Oleh Prof. Dr. Haryono Suyono
HARI ini dimulai Kampanye resmi untuk menyongsong hari H, tanggal 9 April 2014, di mana penduduk Indonesia yang berhak memilih akan berbondong-bondong pergi ke Tempat Pemungutan Suara (TPS) untuk menentukan pilihannya pada kader yang dianggap terpercaya. Kader yang terpilih bertanggung jawab merancang dan melaksanakan pembangunan di Indonesia. Mulai hari ini secara resmi berbagai cara untuk memperkenalkan diri kepada khalayak dan merebut simpati rakyat, dilakukan dengan gegap gempita.
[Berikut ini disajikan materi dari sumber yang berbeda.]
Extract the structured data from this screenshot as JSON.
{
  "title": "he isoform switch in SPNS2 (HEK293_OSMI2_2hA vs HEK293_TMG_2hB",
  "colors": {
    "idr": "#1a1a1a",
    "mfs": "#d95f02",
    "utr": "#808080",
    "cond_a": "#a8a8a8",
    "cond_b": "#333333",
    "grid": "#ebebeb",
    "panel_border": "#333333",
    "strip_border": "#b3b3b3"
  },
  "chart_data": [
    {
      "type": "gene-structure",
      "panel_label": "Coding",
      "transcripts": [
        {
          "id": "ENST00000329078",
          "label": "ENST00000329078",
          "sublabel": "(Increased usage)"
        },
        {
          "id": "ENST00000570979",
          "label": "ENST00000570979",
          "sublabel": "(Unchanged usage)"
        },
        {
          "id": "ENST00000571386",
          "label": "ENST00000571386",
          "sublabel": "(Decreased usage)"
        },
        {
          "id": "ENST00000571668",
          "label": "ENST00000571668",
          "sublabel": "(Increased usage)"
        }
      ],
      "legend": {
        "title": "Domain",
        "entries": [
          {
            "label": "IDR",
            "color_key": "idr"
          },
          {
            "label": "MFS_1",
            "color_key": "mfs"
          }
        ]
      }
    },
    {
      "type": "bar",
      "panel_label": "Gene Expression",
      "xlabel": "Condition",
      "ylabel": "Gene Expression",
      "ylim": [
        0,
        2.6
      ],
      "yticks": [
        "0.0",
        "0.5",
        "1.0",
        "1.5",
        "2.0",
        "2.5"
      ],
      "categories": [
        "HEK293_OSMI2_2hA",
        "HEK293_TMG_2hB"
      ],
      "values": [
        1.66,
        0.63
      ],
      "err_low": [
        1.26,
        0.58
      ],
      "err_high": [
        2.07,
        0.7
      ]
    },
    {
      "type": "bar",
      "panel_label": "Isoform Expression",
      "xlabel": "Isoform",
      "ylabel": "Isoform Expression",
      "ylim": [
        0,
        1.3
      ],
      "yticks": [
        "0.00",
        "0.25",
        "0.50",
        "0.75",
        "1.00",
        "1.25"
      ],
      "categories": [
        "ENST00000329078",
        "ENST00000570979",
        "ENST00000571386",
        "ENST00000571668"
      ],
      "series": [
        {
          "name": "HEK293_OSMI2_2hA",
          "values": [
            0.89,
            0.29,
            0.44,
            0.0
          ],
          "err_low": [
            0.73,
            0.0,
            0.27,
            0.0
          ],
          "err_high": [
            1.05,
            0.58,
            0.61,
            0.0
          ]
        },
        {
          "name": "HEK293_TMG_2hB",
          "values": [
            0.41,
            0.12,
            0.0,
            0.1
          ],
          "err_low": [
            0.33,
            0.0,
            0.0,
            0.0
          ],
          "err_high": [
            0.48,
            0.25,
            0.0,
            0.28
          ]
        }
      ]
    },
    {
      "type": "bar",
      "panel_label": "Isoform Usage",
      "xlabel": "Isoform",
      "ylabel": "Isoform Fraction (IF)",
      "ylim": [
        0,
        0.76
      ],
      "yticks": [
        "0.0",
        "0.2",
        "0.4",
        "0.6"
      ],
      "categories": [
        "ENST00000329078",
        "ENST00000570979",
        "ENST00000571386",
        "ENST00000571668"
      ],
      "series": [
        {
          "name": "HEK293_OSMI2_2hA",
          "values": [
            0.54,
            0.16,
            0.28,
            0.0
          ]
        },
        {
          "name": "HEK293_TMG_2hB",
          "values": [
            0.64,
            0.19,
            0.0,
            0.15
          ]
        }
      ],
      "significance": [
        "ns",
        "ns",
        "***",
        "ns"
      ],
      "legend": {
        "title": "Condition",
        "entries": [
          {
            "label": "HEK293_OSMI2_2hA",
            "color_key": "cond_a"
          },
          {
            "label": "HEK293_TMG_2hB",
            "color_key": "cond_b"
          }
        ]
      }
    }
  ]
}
Ada yang langsung terang-terangan dan ada pula yang memakai cara soft dengan sopan dan rajin seakan tidak terlalu membutuhkan melalui perkenalan program yang akan dikembangkan untuk rakyat.
Ada juga yang mengandalkan track record kedua orang tuanya untuk meyakinkan bahwa keikutsertaan dalam kancah politik adalah karena sejak kecil sudah dididik atau terbiasa melayani rakyat banyak, sehingga secara naluriah terpanggil jiwanya mengikuti jejak kedua orang tuanya. Bahkan tidak jarang pada namanya dicantumkan dengan jelas nama orang tuanya yang mempunyai track record yang meyakinkan.
Pada umumnya para kader memperebutkan generasi muda yang usianya berkisar antara 17 – 64 tahun yang jumlahnya melebihi 65 persen dari penduduk Indonesia. GeneraSi itu pasti termasuk penduduk yang mempunyai hak pilih. Mereka adalah penduduk usia produktif yang sebagian besar bekerja di sektor jasa, industri, usaha besar dan kecil. Biarpun termasuk dalam kategori berhak memilih, pada beberapa Pilkada, terbukti yang datang ke tempat pemungutan suara hanya berkisar 60-70 persen, bahkan di beberapa daerah kurang dari jumlah itu.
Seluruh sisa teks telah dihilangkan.